Moral Ekonomi Petani membahas tentang sistem ekonomi yang ada dan tumbuh di kalangan petani Asia Tenggara. James C. Scott menilai bahwa etika subsistensi dan norma resiprositas menjadi prinsip yang dianut para petani dalam menjalankan kehidupannya. Kedua hal tersebut pula, yang membentuk kebudayaan bagi kalangan petani.
Orientasi Subsistensi dalam Produksi
Seperti yang disinggung di awal, bahwa petani hidup di tengah air yang sudah mencapai leher. Sehingga, gelombang kecil dengan mudah menenggelamkannya. Cara produksi yang mengharapkan welas asih dari alam. Serta, pengalaman berulang mengenai keterbatasan yang selalu mengelilingi kehidupan petani membuat prinsip “dahulukan selamat” tumbuh.
Orientasi produksi petani bertujuan untuk memenuhi kebutuhan subsistensinya, yakni keperluan makan, minum dan pakaiannya sehari-hari.
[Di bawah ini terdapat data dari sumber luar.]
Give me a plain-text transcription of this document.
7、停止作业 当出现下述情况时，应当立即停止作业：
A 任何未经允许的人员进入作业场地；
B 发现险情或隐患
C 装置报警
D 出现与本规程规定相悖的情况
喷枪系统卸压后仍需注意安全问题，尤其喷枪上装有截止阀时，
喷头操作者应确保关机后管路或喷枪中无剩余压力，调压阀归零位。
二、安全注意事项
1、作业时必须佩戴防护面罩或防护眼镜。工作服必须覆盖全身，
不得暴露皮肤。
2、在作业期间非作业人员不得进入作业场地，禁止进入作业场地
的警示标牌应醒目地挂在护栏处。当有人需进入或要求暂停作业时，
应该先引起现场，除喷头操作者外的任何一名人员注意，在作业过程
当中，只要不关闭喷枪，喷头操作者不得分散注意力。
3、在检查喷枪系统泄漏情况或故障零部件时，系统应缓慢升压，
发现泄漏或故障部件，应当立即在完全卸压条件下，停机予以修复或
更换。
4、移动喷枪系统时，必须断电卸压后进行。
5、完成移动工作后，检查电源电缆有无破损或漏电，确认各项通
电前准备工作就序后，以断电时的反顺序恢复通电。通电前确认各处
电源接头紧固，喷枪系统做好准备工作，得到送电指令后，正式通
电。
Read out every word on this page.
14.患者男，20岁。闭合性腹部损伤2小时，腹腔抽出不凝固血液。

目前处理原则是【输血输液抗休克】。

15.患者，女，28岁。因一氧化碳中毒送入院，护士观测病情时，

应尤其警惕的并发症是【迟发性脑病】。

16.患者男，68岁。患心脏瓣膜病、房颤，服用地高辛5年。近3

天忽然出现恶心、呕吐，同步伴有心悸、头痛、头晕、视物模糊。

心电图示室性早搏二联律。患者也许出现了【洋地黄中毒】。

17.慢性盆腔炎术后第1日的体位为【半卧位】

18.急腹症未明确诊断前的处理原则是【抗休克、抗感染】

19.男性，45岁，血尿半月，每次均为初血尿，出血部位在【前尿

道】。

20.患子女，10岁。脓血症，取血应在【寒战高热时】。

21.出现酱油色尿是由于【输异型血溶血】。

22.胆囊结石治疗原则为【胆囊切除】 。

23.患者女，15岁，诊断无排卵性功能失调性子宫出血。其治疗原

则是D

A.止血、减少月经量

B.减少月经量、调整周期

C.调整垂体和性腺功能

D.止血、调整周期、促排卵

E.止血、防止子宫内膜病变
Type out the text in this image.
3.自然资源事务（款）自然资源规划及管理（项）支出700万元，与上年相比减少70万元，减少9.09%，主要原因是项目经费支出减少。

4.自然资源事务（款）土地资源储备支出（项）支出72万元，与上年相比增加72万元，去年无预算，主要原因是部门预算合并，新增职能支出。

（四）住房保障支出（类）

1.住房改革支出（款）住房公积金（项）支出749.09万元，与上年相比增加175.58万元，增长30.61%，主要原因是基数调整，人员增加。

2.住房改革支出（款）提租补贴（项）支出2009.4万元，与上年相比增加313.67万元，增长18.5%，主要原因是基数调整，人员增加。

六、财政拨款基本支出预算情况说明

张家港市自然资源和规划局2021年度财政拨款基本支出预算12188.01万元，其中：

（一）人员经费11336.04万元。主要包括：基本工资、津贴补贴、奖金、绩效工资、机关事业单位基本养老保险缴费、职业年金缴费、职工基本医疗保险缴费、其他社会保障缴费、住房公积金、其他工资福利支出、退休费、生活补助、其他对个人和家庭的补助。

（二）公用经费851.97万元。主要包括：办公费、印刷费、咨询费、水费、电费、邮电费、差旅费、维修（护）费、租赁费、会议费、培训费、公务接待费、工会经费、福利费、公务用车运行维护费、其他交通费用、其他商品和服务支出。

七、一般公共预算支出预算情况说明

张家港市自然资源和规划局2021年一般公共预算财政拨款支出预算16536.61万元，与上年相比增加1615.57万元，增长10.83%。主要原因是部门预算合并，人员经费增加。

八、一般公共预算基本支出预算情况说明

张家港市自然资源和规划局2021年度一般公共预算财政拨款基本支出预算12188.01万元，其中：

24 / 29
Hasil panennya, menjadi sumber makanan utama bagi petani. Suatu keharusan bagi petani untuk memenuhi kebutuhan keluarganya dari hasil panen, sehingga menjebak petani ke dalam keadaan sulit.
James C. Scott mengutip analisis A.V. Chayanov terkait perilaku ekonomi petani yang kerap memaksa petani melakukan pilihan yang tidak masuk akal. Misal, rela bekerja lebih lama atau mencari penghasilan di luar sektor pertanian, asal kebutuhan subsistensi terpenuhi. Dalam istilah Chayanov, hal ini disebut sebagai self-exploitation atau swapacal. Yakni, ketika keluarga-keluarga petani yang harus hidup di tengah keterbatasan bekerja keras dan lama untuk memeroleh tambahan dalam memenuhi kebutuhan subsistensi.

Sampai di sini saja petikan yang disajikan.